The site contains writings from veterans and those closely related and provide one of the most interesting set of first hand accounts of the effects of modern warfare int he field.  It also suggests the problems, apparently universal, faced by soldiers not only in their interactions with the enemy, but perhaps more poignantly, their sometimes hugely less than satisfactory with the military machinery meant to support them and the state whose promises made in the flush of recruitment sometimes evaporates to serve expediency.  One testimony posted could have been written by any American or Russian soldier coming home from their respective combat zones:
 ¿Qué sacó Cuba de todo esto? Un tema para dos peliculas, experiencia militar en otras tierras, un cementerio gigante e incompleto que hubo que transplantar de regreso, una deuda más grande, no solo con los otros países sino con su propia gente que jamás ha sido indemnizada de sus pérdidas personales, familiares, económicas o morales. Un tema para discursos o mesas redondas. Un trauma histórico insuperable en las mentes de los que estuvimos allí como simples mortales, jugándonos el pellejo por un ideal en el que creímos en aquel momento, como peones de un ajedrez que no entendíamos, mientras torres, afiles y caballos vivieron la vida a costa de nosotros. (What did Cuba get out of this? Themes for two movies, military experience in other lands, a giant unfinished cemetery brought home after the return of forces, a larger national debt not only to outsiders but to Cuba's own people who have yet to be indemnified for their personal, familial, economic or moral losses.  A theme for discussion of roundtables.  An insuperable trauma in the minds of those of us who were there as simple mortals, risking our necks for an ideal in which we believed at the time, like pawns in a chess game who did not understand, while castles, bishops and knights lived life at our expense). Un trauma histórico insuperable, La Última Guerra, May 15, 2010 (relating the testimony of someone going by the moniker "supermario"). 
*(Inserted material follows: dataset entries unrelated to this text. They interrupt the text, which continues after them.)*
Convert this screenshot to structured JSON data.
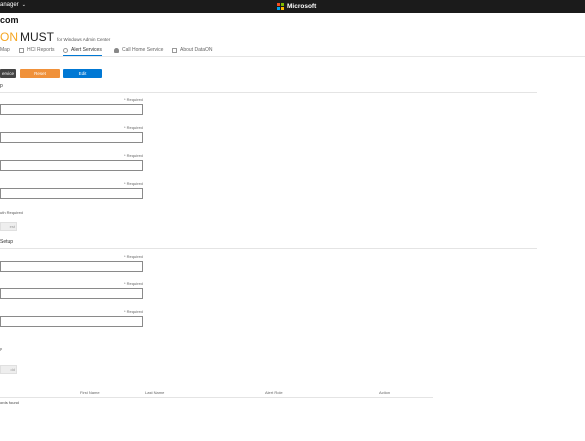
{
  "topbar": {
    "app_label": "anager",
    "brand_text": "Microsoft",
    "logo_colors": [
      "#f25022",
      "#7fba00",
      "#00a4ef",
      "#ffb900"
    ]
  },
  "header": {
    "domain": "com",
    "brand_on": "ON",
    "brand_must": "MUST",
    "brand_sub": "for Windows Admin Center",
    "accent_color": "#f5a623"
  },
  "tabs": [
    {
      "label": "Map",
      "icon": "map-icon"
    },
    {
      "label": "HCI Reports",
      "icon": "report-icon"
    },
    {
      "label": "Alert Services",
      "icon": "alert-icon",
      "active": true
    },
    {
      "label": "Call Home Service",
      "icon": "person-icon"
    },
    {
      "label": "About DataON",
      "icon": "info-icon"
    }
  ],
  "toolbar": {
    "service_label": "ervice",
    "reset_label": "Reset",
    "edit_label": "Edit",
    "reset_color": "#f0913a",
    "edit_color": "#0078d4"
  },
  "smtp": {
    "title": "p",
    "required_label": "* Required",
    "auth_note": "uth Required",
    "button_label": "est"
  },
  "recipients": {
    "title": "Setup",
    "required_label": "* Required",
    "small_label": "p",
    "button_label": "dd"
  },
  "table": {
    "columns": [
      "First Name",
      "Last Name",
      "Alert Role",
      "Action"
    ],
    "empty_text": "ords found"
  }
}
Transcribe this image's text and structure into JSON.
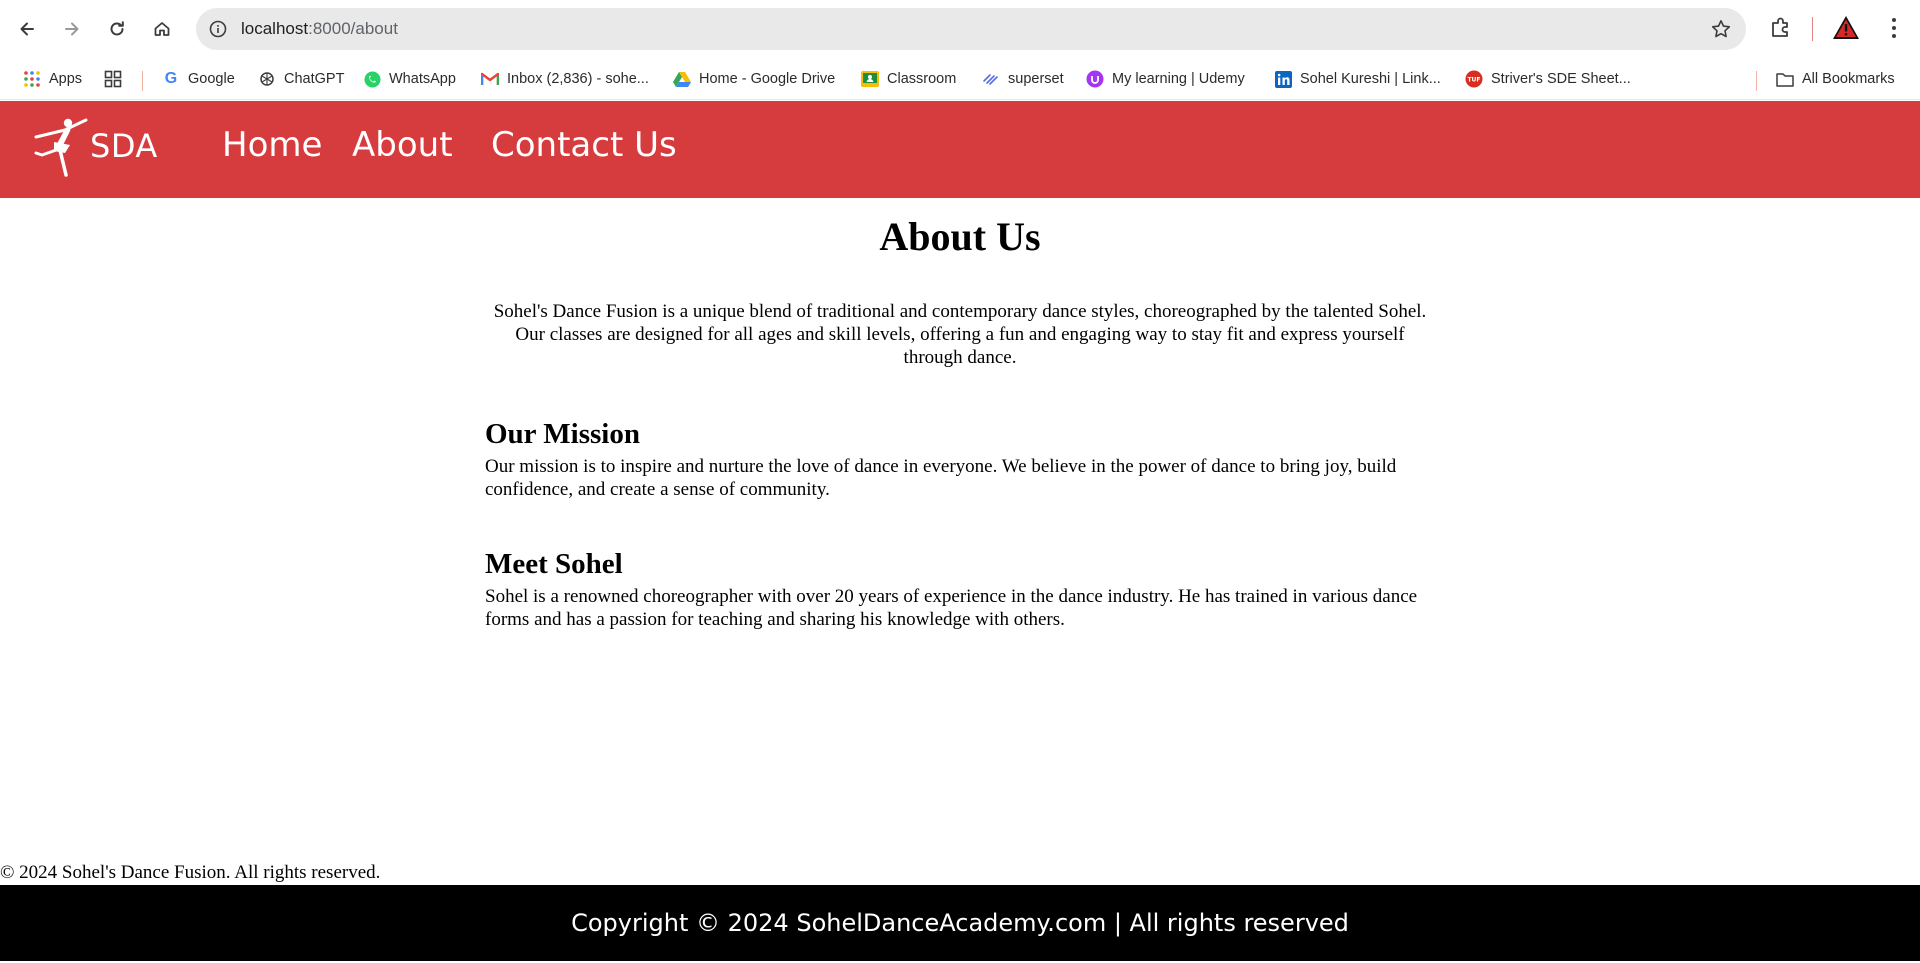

 But most importantly, reading the remembrances of the individual veterans reminds us that war is not felt differently by the combatants on either side.  Nor, more  importantly, are the institutions that manage these events likely to deal with their military personnel in ways that are significantly different.  What Gary Baines suggested as a lesson from the South African experience might well apply to Cuban as well:
The SADF learned the (mistaken) lesson of Vietnam from the United States forces that unrestricted media coverage of war could be demoralizing and self-defeating. Accordingly, the Border War was waged away from the public eye. Censorship and disinformation served to create a conspiracy of silence.  (Baines, supra, at 2).
The Cuban veterans of Angola have much in common with their American and ironically enough, their South African,  counterparts.